オープニング・テーマ曲「KEEPERS OF THE FLAME / CRAIG CHAQUICO」
M1. DRIVING HOME FOR CHRISTMAS / CHRIS REA
M2. I WISH EVERYDAY COULD BE LIKE CHRISTMAS/ BON JOVI
M3. ミモザ / The Gospellers
M4. LIFE IS A FLOWER / ACE OF BASE
M5. クリスマス・イブ / 山下達郎
M6. SANTA TELL ME / ARIANA GRANDE
M7. CHRISTMAS TIME / BRYAN ADAMS
エンディング・テーマ曲「THE WHALE / ELECTRIC LIGHT ORCHESTRA」
2023/12/17 UP!
今週の「ザ・フリントストーン」はスペシャル・ヴァージョン! 日曜朝の番組「サンデー・ステッパー」との特別コラボ企画をお届けします。

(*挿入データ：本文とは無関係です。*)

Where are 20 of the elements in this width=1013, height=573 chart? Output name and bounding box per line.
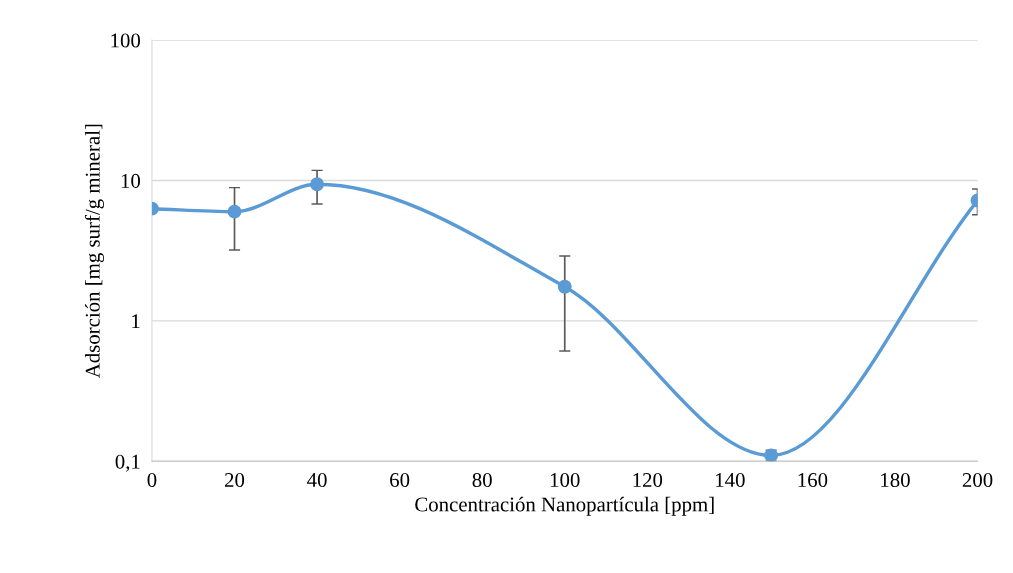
x-tick-label: 40 — [307, 472, 327, 488]
y-tick-label: 10 — [121, 173, 141, 188]
y-tick-label: 100 — [111, 33, 141, 48]
x-tick-label: 20 — [225, 472, 245, 488]
y-tick-label: 1 — [132, 314, 140, 329]
point — [227, 204, 242, 219]
x-tick-label: 200 — [962, 472, 993, 488]
x-tick-label: 140 — [716, 472, 745, 488]
point — [310, 177, 325, 192]
x-tick-label: 60 — [390, 472, 410, 488]
x-tick-label: 100 — [550, 472, 580, 488]
y-axis-title: Adsorción [mg surf/g mineral] — [84, 124, 105, 379]
x-tick-label: 80 — [472, 472, 492, 488]
x-tick-label: 180 — [881, 472, 910, 488]
x-tick-label: 160 — [798, 472, 828, 488]
x-axis-title: Concentración Nanopartícula [ppm] — [415, 496, 714, 516]
x-tick-label: 120 — [633, 472, 663, 488]
point — [557, 279, 572, 294]
x-tick-label: 0 — [147, 472, 157, 488]
y-tick-label: 0,1 — [115, 454, 140, 472]
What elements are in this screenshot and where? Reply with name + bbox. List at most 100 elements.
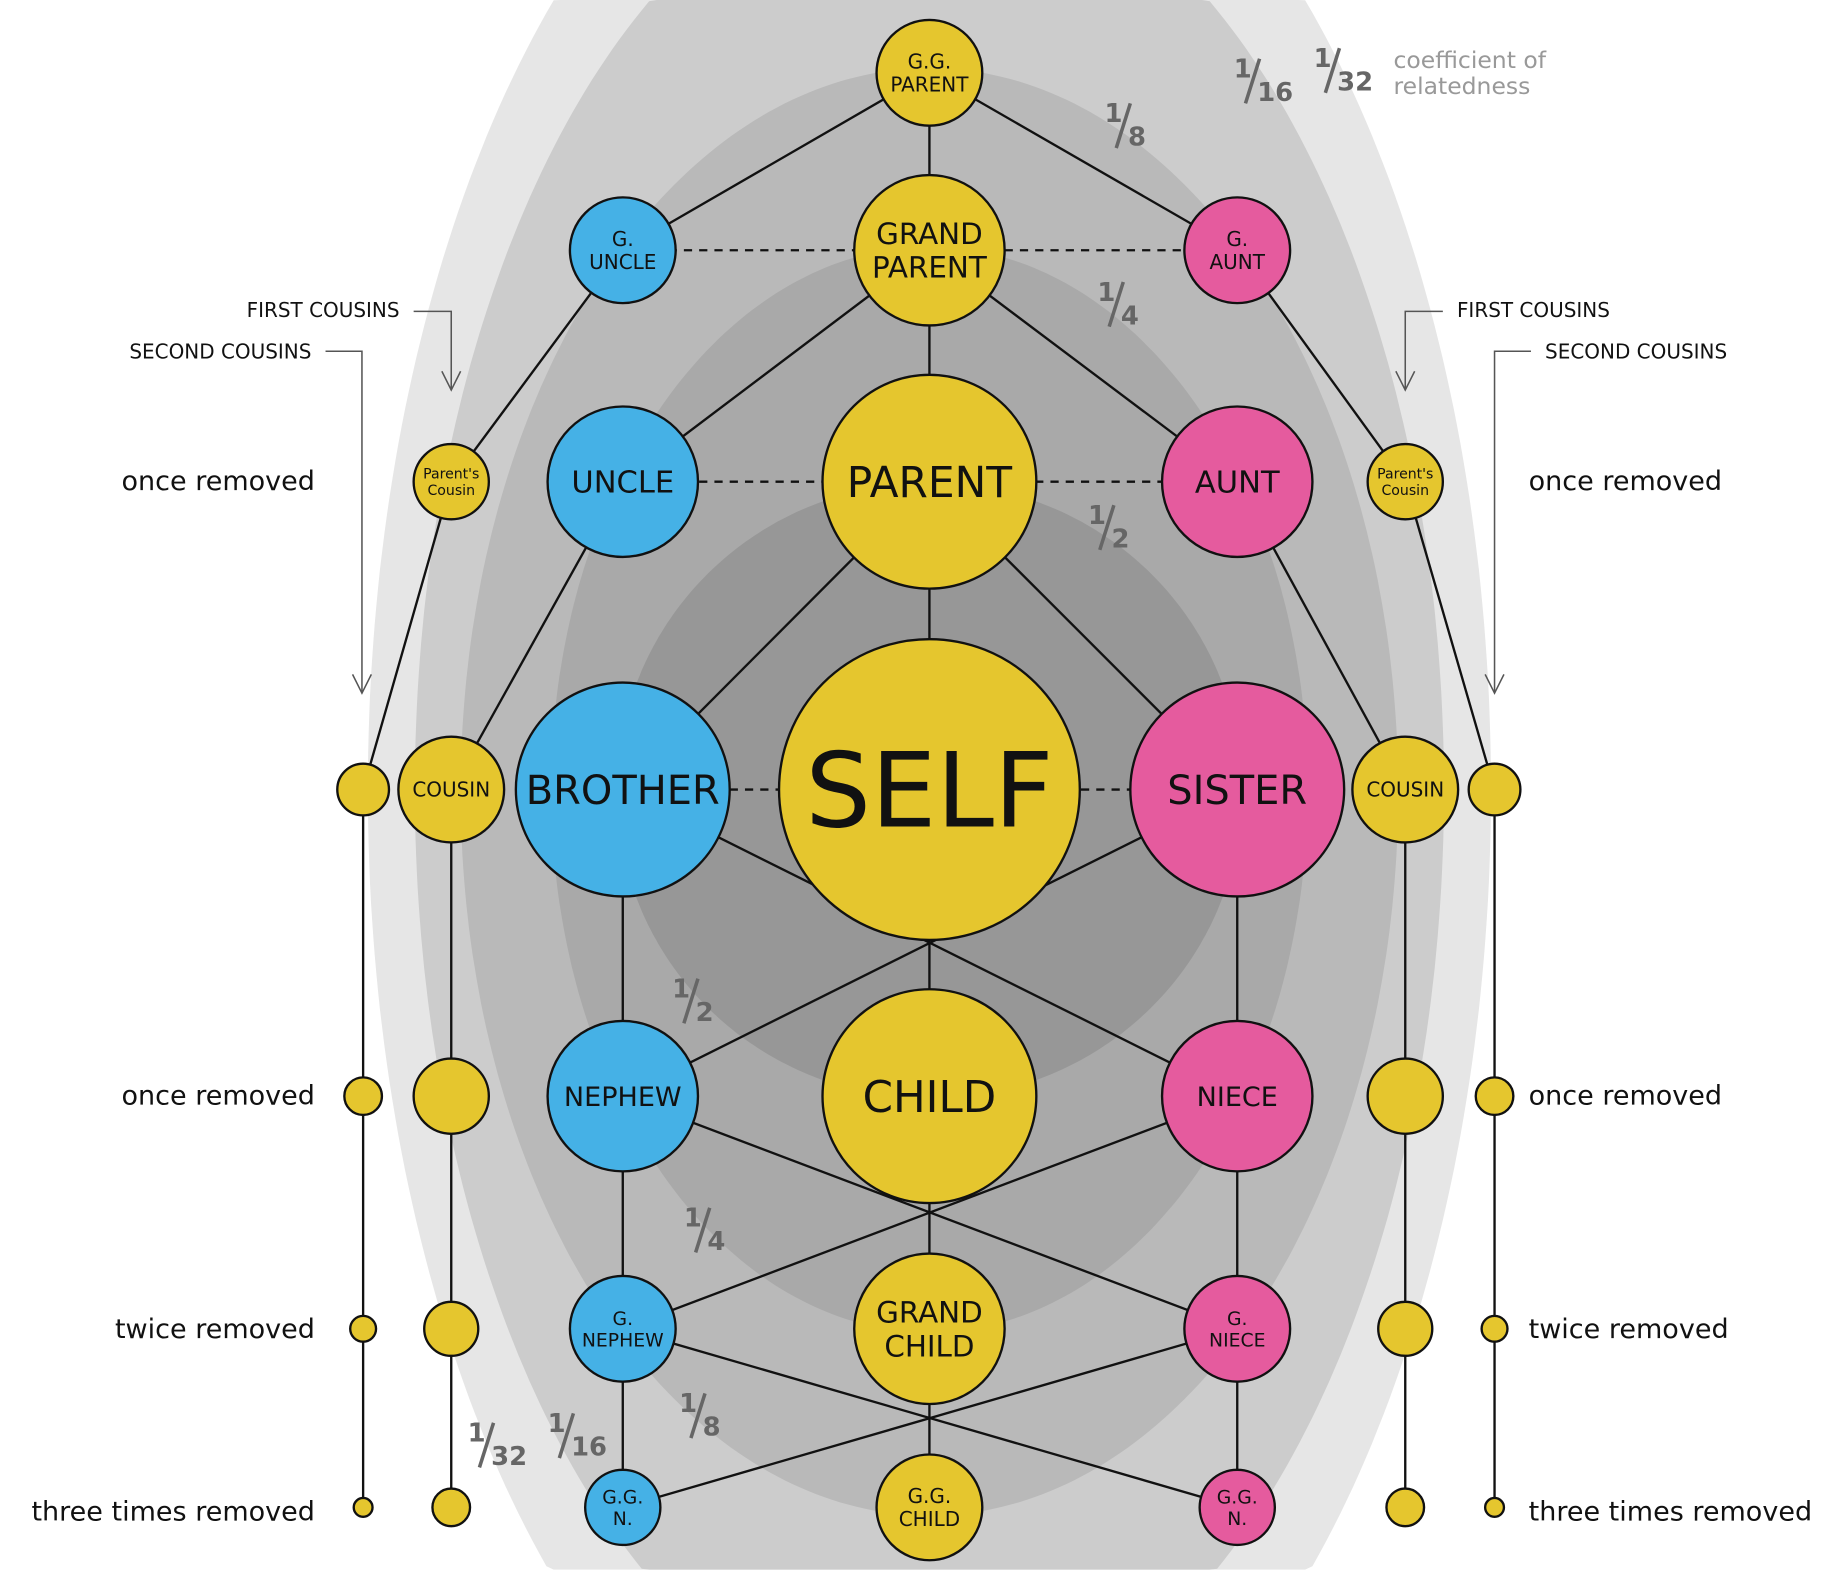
node-label: SELF [805,732,1053,852]
fraction-slash [682,978,700,1024]
node-circle [1467,762,1522,817]
node-circle [1129,681,1346,898]
node-circle [546,405,700,559]
denominator: 2 [696,998,714,1028]
node-niece: NIECE [1160,1019,1314,1173]
removed-label-left: twice removed [115,1314,315,1345]
kinship-link [622,1327,1238,1509]
first-cousins-arrow [413,310,453,391]
kinship-link [622,1095,1238,1330]
node-guncle: G.UNCLE [568,196,677,305]
numerator: 1 [1088,501,1106,531]
coefficient-fraction: 18 [1104,99,1145,152]
node-label: NEPHEW [582,1330,664,1351]
node-circle [1377,1300,1434,1357]
node-circle [777,637,1081,942]
node-label: Cousin [1381,483,1429,499]
fraction-slash [1323,47,1342,94]
second-cousins-label: SECOND COUSINS [129,339,311,363]
node-circle [349,1314,378,1343]
numerator: 1 [548,1409,566,1439]
node-label: AUNT [1210,250,1266,274]
node-circle [1366,1057,1445,1135]
node-label: GRAND [876,1295,983,1329]
node-label: Cousin [427,483,475,499]
legend-text: coefficient of [1394,46,1547,74]
node-sc2-r [1480,1314,1509,1343]
coefficient-fraction: 12 [1088,501,1129,554]
node-circle [336,762,391,817]
second-cousins-arrow [1493,350,1531,694]
arrow-head-icon [1484,674,1505,695]
coefficient-fraction: 116 [548,1409,607,1462]
node-gnephew: G.NEPHEW [568,1274,677,1383]
node-circle [1385,1487,1426,1528]
node-c2-l [423,1300,480,1357]
fraction-slash [477,1422,496,1468]
removed-label-left: three times removed [31,1496,315,1527]
removed-label-right: twice removed [1529,1314,1729,1345]
node-circle [352,1496,374,1518]
legend-text: relatedness [1394,72,1531,100]
node-sc3-r [1483,1496,1506,1518]
numerator: 1 [684,1204,702,1234]
node-c2-r [1377,1300,1434,1357]
node-label: G.G. [1217,1487,1258,1508]
arrow-head-icon [1395,370,1416,392]
node-c3-r [1385,1487,1426,1528]
removed-label-right: once removed [1529,1080,1722,1111]
node-circle [423,1300,480,1357]
numerator: 1 [468,1419,486,1449]
node-self: SELF [777,637,1081,942]
node-circle [514,681,731,898]
node-circle [853,1252,1006,1406]
fraction-slash [1114,102,1133,149]
numerator: 1 [679,1389,697,1419]
node-label: PARENT [872,251,988,285]
denominator: 32 [491,1442,527,1472]
numerator: 1 [672,974,690,1004]
node-label: G.G. [908,50,952,74]
node-sister: SISTER [1129,681,1346,898]
fraction-slash [689,1392,707,1439]
node-c1-l [412,1057,491,1135]
node-circle [1474,1076,1515,1117]
node-sc2-l [349,1314,378,1343]
node-circle [821,988,1038,1205]
numerator: 1 [1314,44,1332,74]
node-label: COUSIN [412,778,490,802]
node-circle [397,735,506,844]
node-parent: PARENT [821,373,1038,590]
node-brother: BROTHER [514,681,731,898]
second-cousins-arrow [325,350,363,694]
node-sc1-r [1474,1076,1515,1117]
node-label: G. [1227,1309,1248,1330]
fraction-slash [693,1207,712,1253]
node-circle [875,1453,984,1562]
node-label: PARENT [847,458,1012,507]
node-nephew: NEPHEW [546,1019,700,1173]
first-cousins-label: FIRST COUSINS [247,298,400,322]
node-ggnephew: G.G.N. [584,1468,662,1547]
denominator: 2 [1112,524,1130,554]
node-c1-r [1366,1057,1445,1135]
node-circle [546,1019,700,1173]
removed-label-left: once removed [122,1080,315,1111]
node-circle [1480,1314,1509,1343]
removed-label-right: three times removed [1529,1496,1813,1527]
kinship-link [622,71,931,252]
node-circle [412,442,491,521]
denominator: 16 [571,1433,607,1463]
first-cousins-arrow [1404,310,1443,391]
kinship-link [361,481,453,790]
node-child: CHILD [821,988,1038,1205]
coefficient-fraction: 12 [672,974,713,1027]
node-label: CHILD [884,1329,974,1363]
denominator: 32 [1337,67,1373,97]
node-label: G.G. [602,1487,643,1508]
node-label: Parent's [423,467,479,483]
node-cousin-l: COUSIN [397,735,506,844]
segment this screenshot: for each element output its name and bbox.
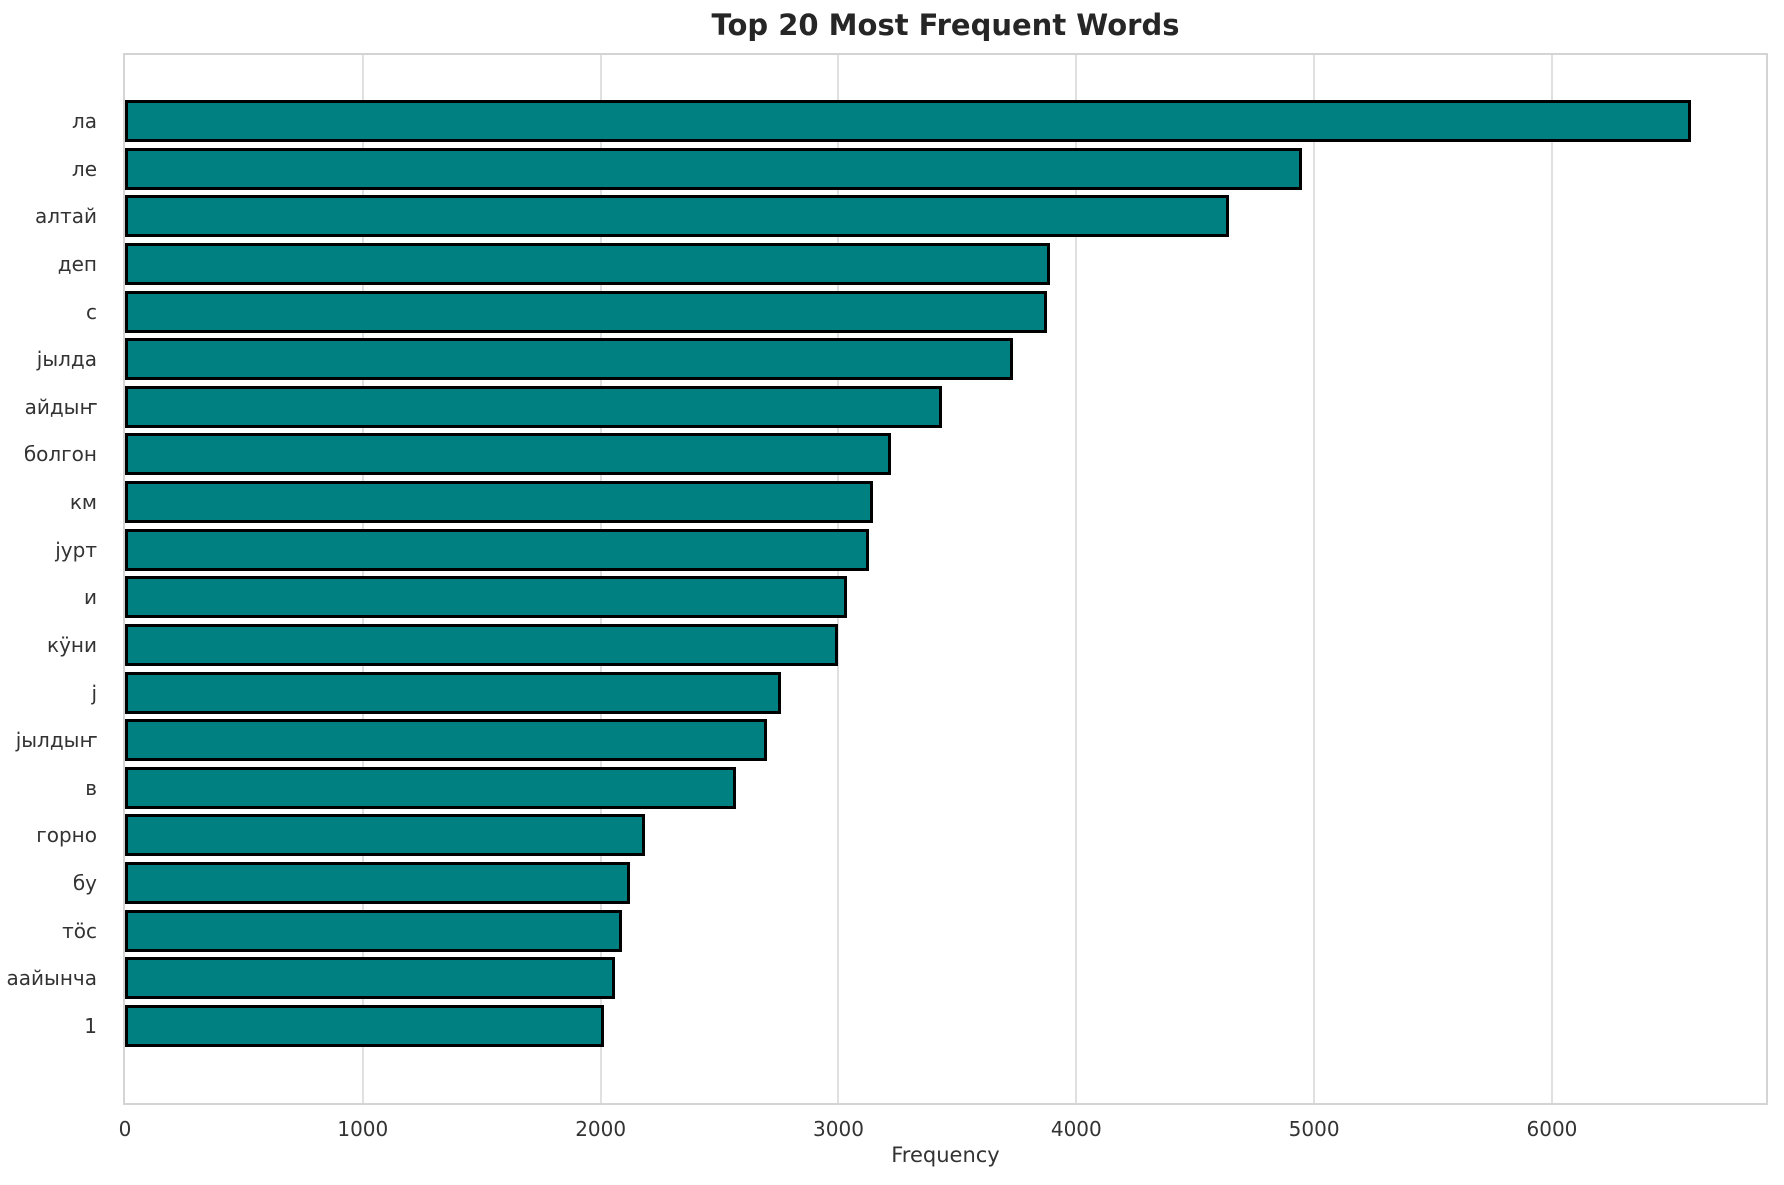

テーマは、キャンプ・ビギナーのための「お手軽! 日帰り! アーバンキャンプ&焚き火料理体験!」ということで、先日「サンデー・ステッパー」のパーソナリティ「菖蒲理乃(しょうぶ・あやの)」さんと一緒に取材に行ってきました。
私たちがロケ先に選んだのは、ベイエフエムのスタジオがある海浜幕張のすぐお隣り、イオンモール幕張新都心の目の前、豊砂公園内にある「BBQ&CAMP THE B’NC(ザ・バンク)」。その名の通り、バーベキューとキャンプ体験がお手軽にできる、まさに今回のテーマにぴったりの施設なんです。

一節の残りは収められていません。